BD Hotels builds, owns and operates capsule hotels. It owns and operates 24 hotels in New York City, including the Blakely Hotel, the Maritime, the Bowery, and the Jane hotels. The company also control 12 residential and commercial buildings.

BD Hotels specializes in buying renovations instead of new buildings to meet fewer competitors and lower purchase prices.

==History==
BD Hotels was founded in 1986 by Richard Born and Ira Drukier who owned and managed The Pod hotel chain in New York. In the early 2000s, Born decided to develop hotels that carry small rooms but offer great location and style. The Pod51 opened in 2007 in the former Pickwick Arms Hotel. The second opened in the former men's club Allerton House on E. 39th St.
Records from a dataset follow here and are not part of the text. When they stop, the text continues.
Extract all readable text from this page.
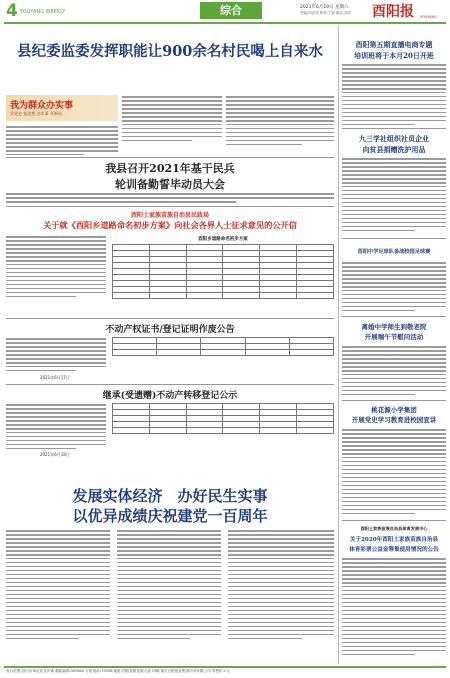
4 YOUYANG WEEKLY	综合	2021年6月19日 星期六
责编:向洪亮 校对:王莉 版式:周芳 酉阳报 YOUYANG
县纪委监委发挥职能让900余名村民喝上自来水
我为群众办实事
学党史 悟思想 办实事 开新局
我县召开2021年基干民兵
轮训备勤誓毕动员大会
酉阳土家族苗族自治县民政局
关于就《酉阳乡道路命名初步方案》向社会各界人士征求意见的公开信
酉阳乡道路命名初步方案

不动产权证书/登记证明作废公告

2021年6月17日
继承(受遗赠)不动产转移登记公示

2021年6月18日
发展实体经济　办好民生实事
以优异成绩庆祝建党一百周年
酉阳第五期直播电商专题
培训班将于本月20日开班
九三学社组织社员企业
向贫县捐赠洗护用品
酉阳中学足球队备战校园足球赛
离婚中学师生到敬老院
开展端午节慰问活动
桃花源小学集团
开展党史学习教育进校园宣讲
酉阳土家族苗族自治县体育发展中心
关于2020年酉阳土家族苗族自治县
体育彩票公益金筹集使用情况的公告
发行范围:县内各单位及各乡镇 邮政编码:409800 订报电话:75558 地址:酉阳县桃花源大道 印刷:重庆日报报业集团印务有限公司 零售价:1元
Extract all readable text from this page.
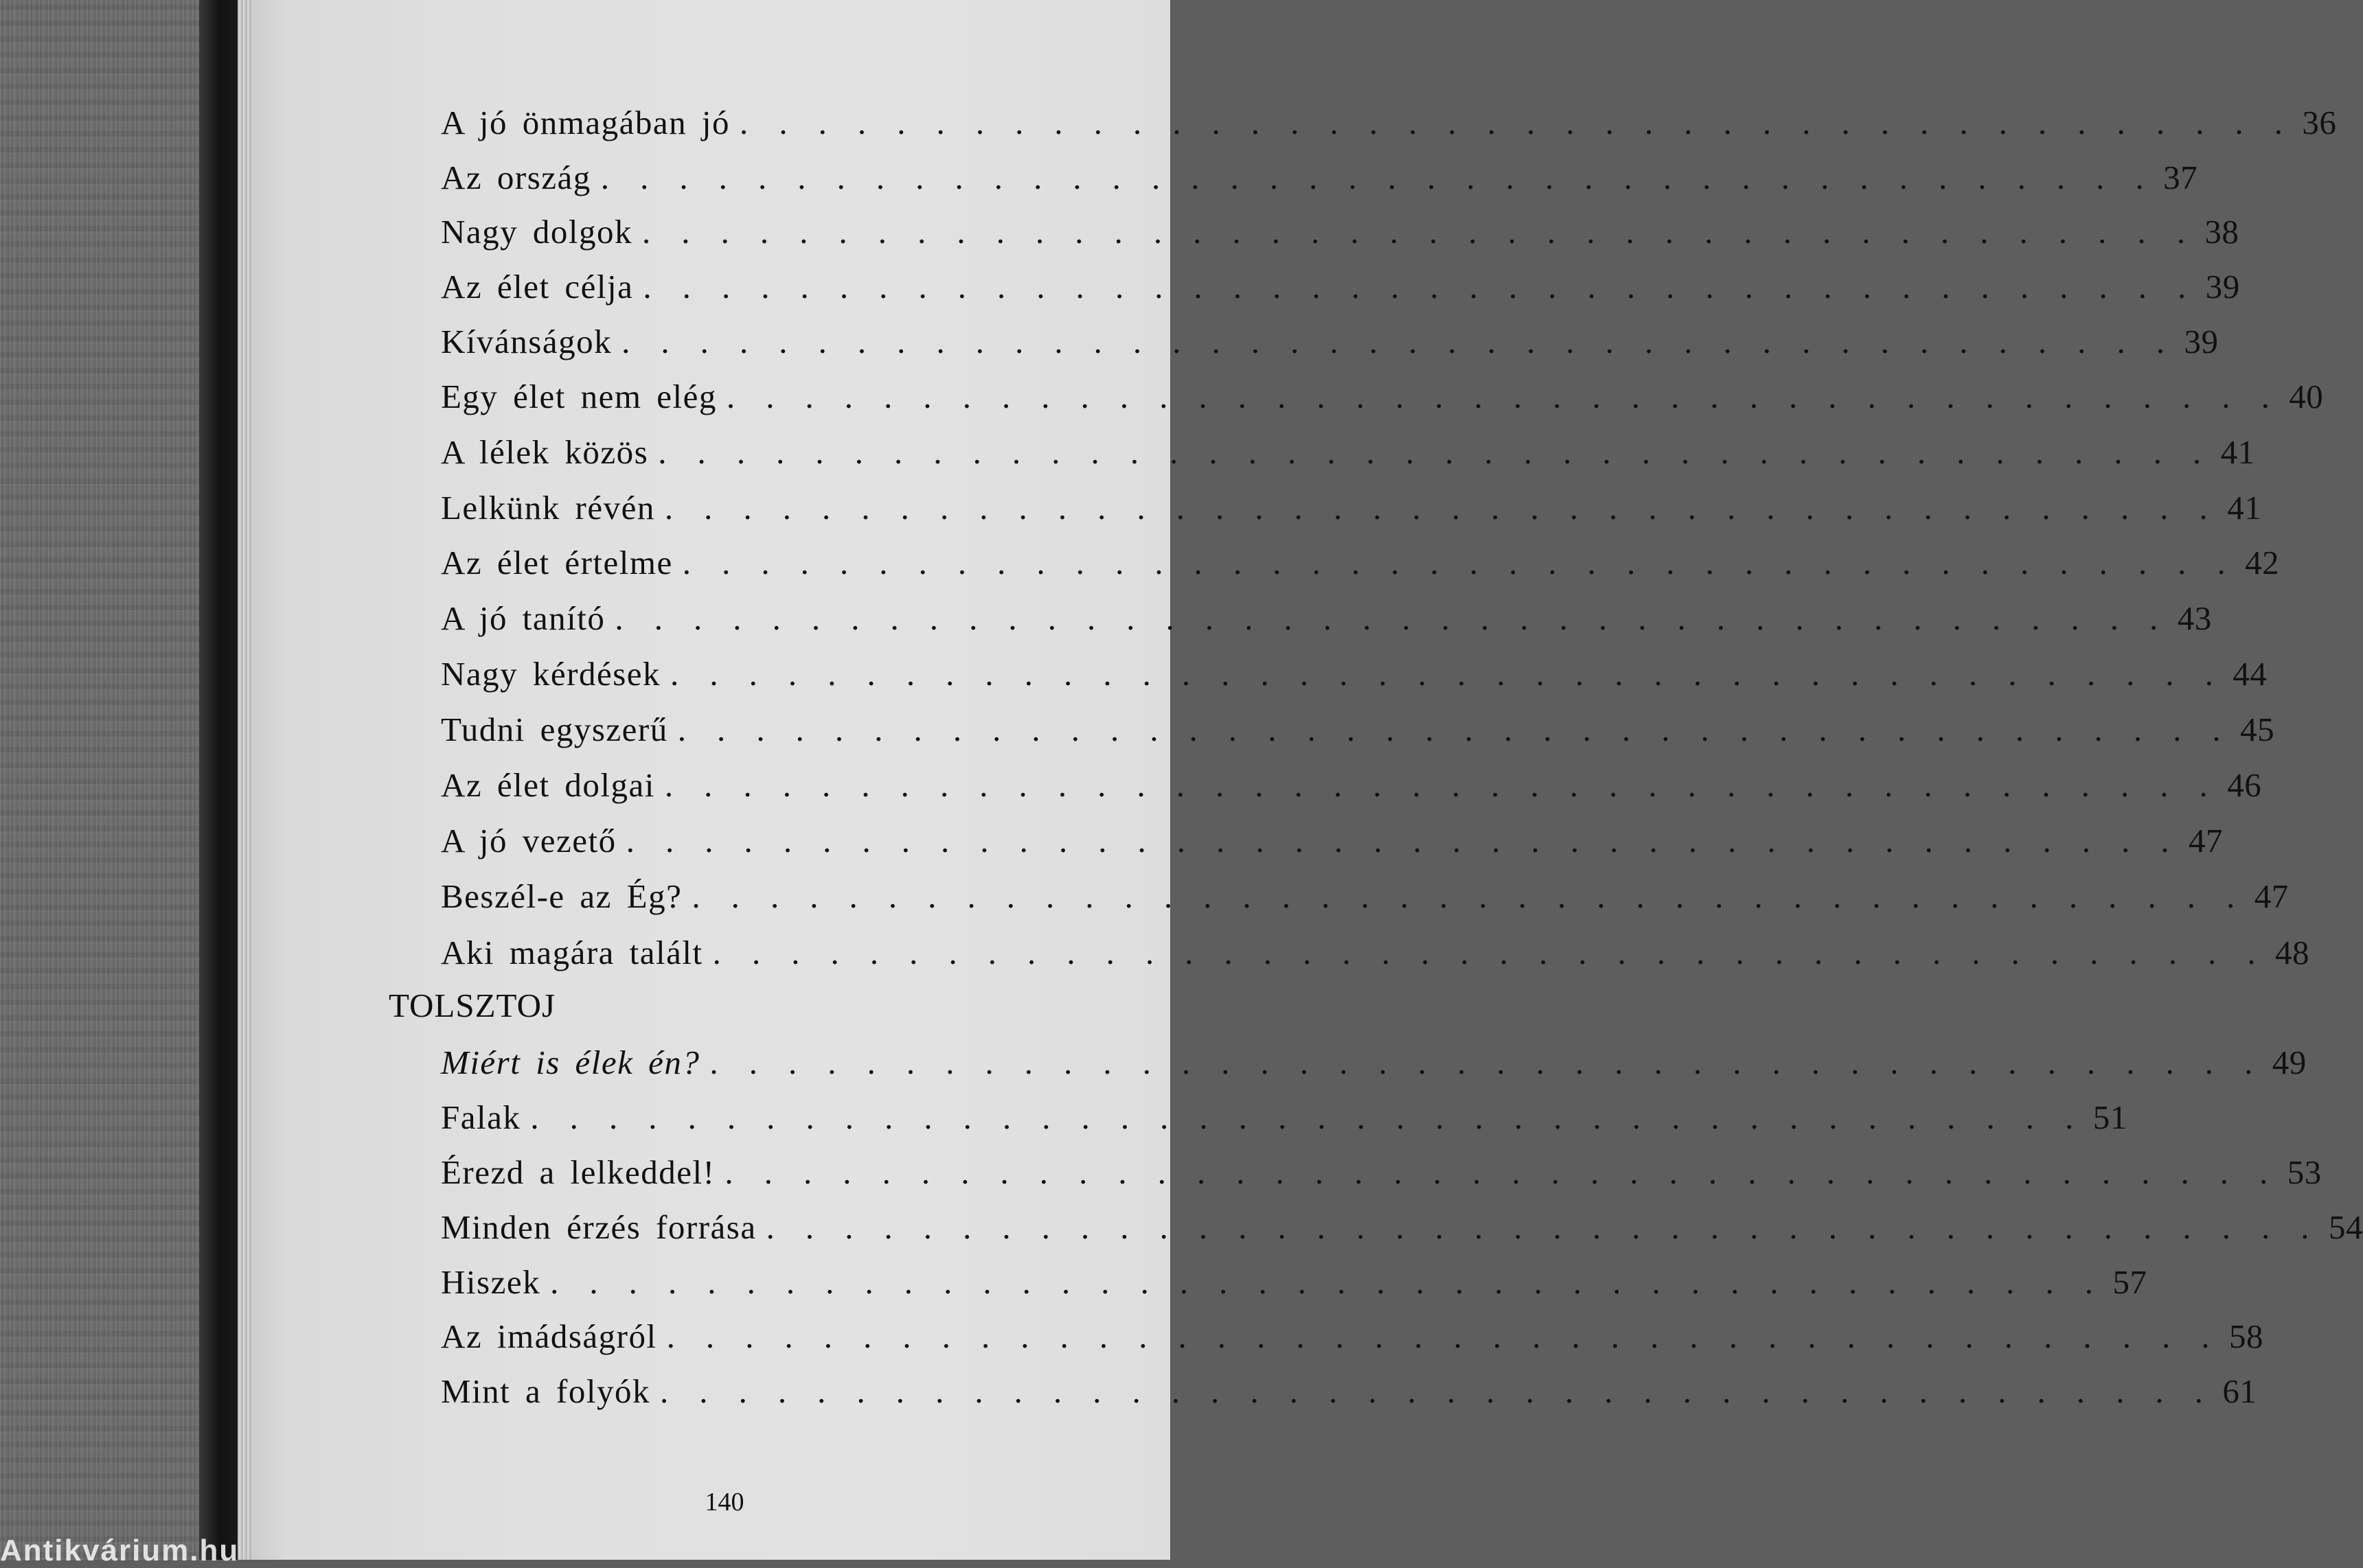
A jó önmagában jó . . . . . . . . . . . . . . . . . . . . . . . . . . . . . . . . . . . . . . . . 36
Az ország . . . . . . . . . . . . . . . . . . . . . . . . . . . . . . . . . . . . . . . . 37
Nagy dolgok . . . . . . . . . . . . . . . . . . . . . . . . . . . . . . . . . . . . . . . . 38
Az élet célja . . . . . . . . . . . . . . . . . . . . . . . . . . . . . . . . . . . . . . . . 39
Kívánságok . . . . . . . . . . . . . . . . . . . . . . . . . . . . . . . . . . . . . . . . 39
Egy élet nem elég . . . . . . . . . . . . . . . . . . . . . . . . . . . . . . . . . . . . . . . . 40
A lélek közös . . . . . . . . . . . . . . . . . . . . . . . . . . . . . . . . . . . . . . . . 41
Lelkünk révén . . . . . . . . . . . . . . . . . . . . . . . . . . . . . . . . . . . . . . . . 41
Az élet értelme . . . . . . . . . . . . . . . . . . . . . . . . . . . . . . . . . . . . . . . . 42
A jó tanító . . . . . . . . . . . . . . . . . . . . . . . . . . . . . . . . . . . . . . . . 43
Nagy kérdések . . . . . . . . . . . . . . . . . . . . . . . . . . . . . . . . . . . . . . . . 44
Tudni egyszerű . . . . . . . . . . . . . . . . . . . . . . . . . . . . . . . . . . . . . . . . 45
Az élet dolgai . . . . . . . . . . . . . . . . . . . . . . . . . . . . . . . . . . . . . . . . 46
A jó vezető . . . . . . . . . . . . . . . . . . . . . . . . . . . . . . . . . . . . . . . . 47
Beszél-e az Ég? . . . . . . . . . . . . . . . . . . . . . . . . . . . . . . . . . . . . . . . . 47
Aki magára talált . . . . . . . . . . . . . . . . . . . . . . . . . . . . . . . . . . . . . . . . 48
TOLSZTOJ
Miért is élek én? . . . . . . . . . . . . . . . . . . . . . . . . . . . . . . . . . . . . . . . . 49
Falak . . . . . . . . . . . . . . . . . . . . . . . . . . . . . . . . . . . . . . . . 51
Érezd a lelkeddel! . . . . . . . . . . . . . . . . . . . . . . . . . . . . . . . . . . . . . . . . 53
Minden érzés forrása . . . . . . . . . . . . . . . . . . . . . . . . . . . . . . . . . . . . . . . . 54
Hiszek . . . . . . . . . . . . . . . . . . . . . . . . . . . . . . . . . . . . . . . . 57
Az imádságról . . . . . . . . . . . . . . . . . . . . . . . . . . . . . . . . . . . . . . . . 58
Mint a folyók . . . . . . . . . . . . . . . . . . . . . . . . . . . . . . . . . . . . . . . . 61
140
Antikvárium.hu
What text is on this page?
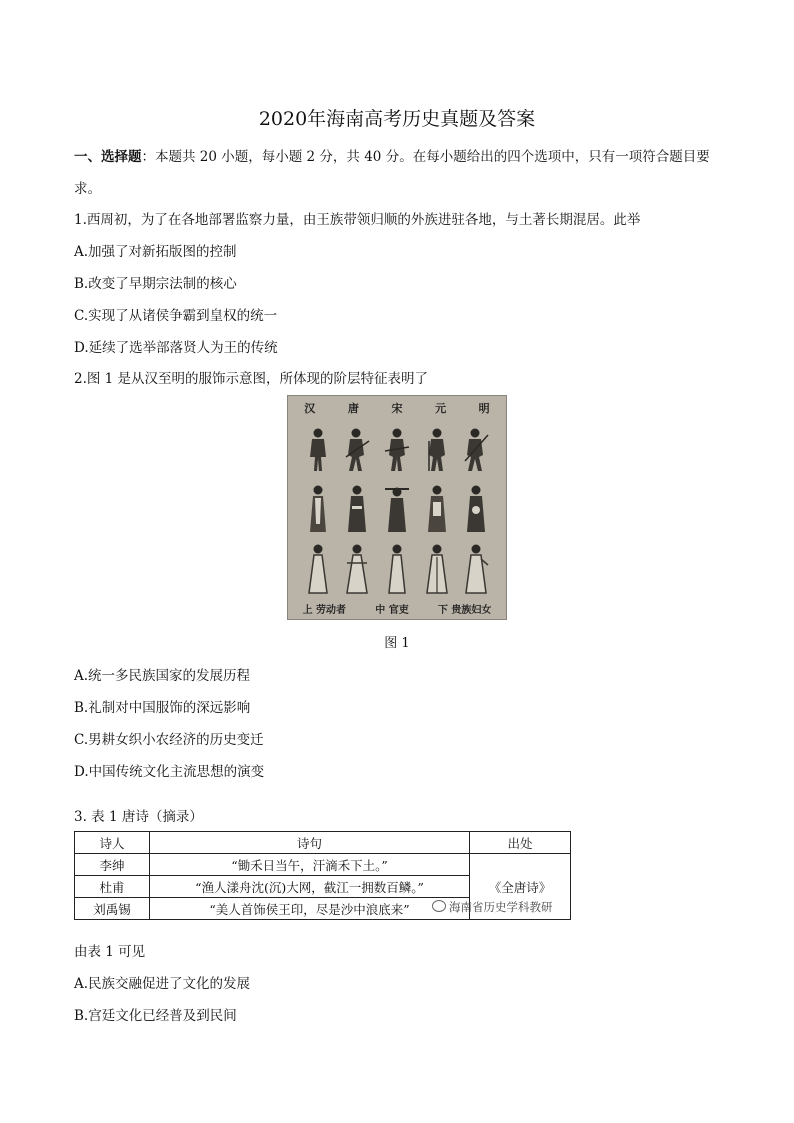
2020年海南高考历史真题及答案
一、选择题：本题共 20 小题，每小题 2 分，共 40 分。在每小题给出的四个选项中，只有一项符合题目要
求。
1.西周初，为了在各地部署监察力量，由王族带领归顺的外族进驻各地，与土著长期混居。此举
A.加强了对新拓版图的控制
B.改变了早期宗法制的核心
C.实现了从诸侯争霸到皇权的统一
D.延续了选举部落贤人为王的传统
2.图 1 是从汉至明的服饰示意图，所体现的阶层特征表明了
汉	唐	宋	元	明
上 劳动者	中 官吏	下 贵族妇女
图 1
A.统一多民族国家的发展历程
B.礼制对中国服饰的深远影响
C.男耕女织小农经济的历史变迁
D.中国传统文化主流思想的演变
3. 表 1 唐诗（摘录）
诗人	诗句	出处
李绅	“锄禾日当午，汗滴禾下土。”	《全唐诗》
杜甫	“渔人漾舟沈(沉)大网，截江一拥数百鳞。”	
刘禹锡	“美人首饰侯王印，尽是沙中浪底来”		海南省历史学科教研
由表 1 可见
A.民族交融促进了文化的发展
B.宫廷文化已经普及到民间
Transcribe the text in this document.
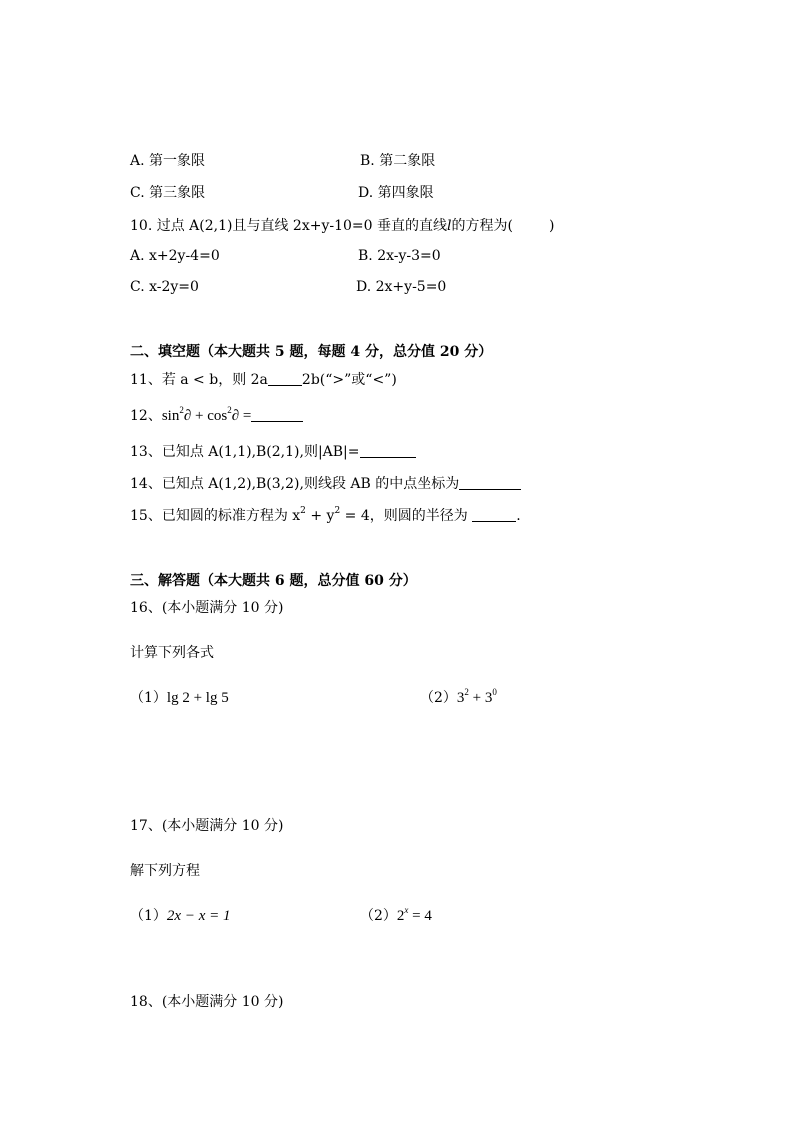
A. 第一象限	B. 第二象限
C. 第三象限	D. 第四象限
10. 过点 A(2,1)且与直线 2x+y-10=0 垂直的直线l的方程为(	)
A. x+2y-4=0	B. 2x-y-3=0
C. x-2y=0	D. 2x+y-5=0
二、填空题（本大题共 5 题，每题 4 分，总分值 20 分）
11、若 a < b，则 2a 2b(“>”或“<”)
12、$\sin^2\partial + \cos^2\partial$ =
13、已知点 A(1,1),B(2,1),则|AB|=
14、已知点 A(1,2),B(3,2),则线段 AB 的中点坐标为
15、已知圆的标准方程为 $x^2 + y^2 = 4$，则圆的半径为	.
三、解答题（本大题共 6 题，总分值 60 分）
16、(本小题满分 10 分)
计算下列各式
（1）lg 2 + lg 5	$(2)3^2 + 3^0$
17、(本小题满分 10 分)
解下列方程
（1）2x − x = 1	$(2)2^x = 4$
18、(本小题满分 10 分)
BD Hotels purchased this building in 2010 for $28 million.

==Timeline==
In 2008, the Chetrit Group started to push away BD Hotels from managing the Hotel Chelsea.

In 2012, BD Hotels ranked 11th on The Real Deal’s list last year of the biggest Manhattan hotel owners, managing 1,336 rooms across seven properties.

In 2013, BD Hotels announced its joint-venture with Raphael and Robert De Niro, Empire Global Ventures, Amerasia S&T Corp and Tribeca Enterprises to develop Project 179, an 850,000-square-foot complex in Shanghai’s financial district.

In May 2016, BD Hotels made a joint-venture with de Niro and Capco to turn the Covent Garden in London into an 83-room hotel, The Wellington Hotel, set to open in 2019. BD Hotels and de Niro share stakes in the Greenwich hotel.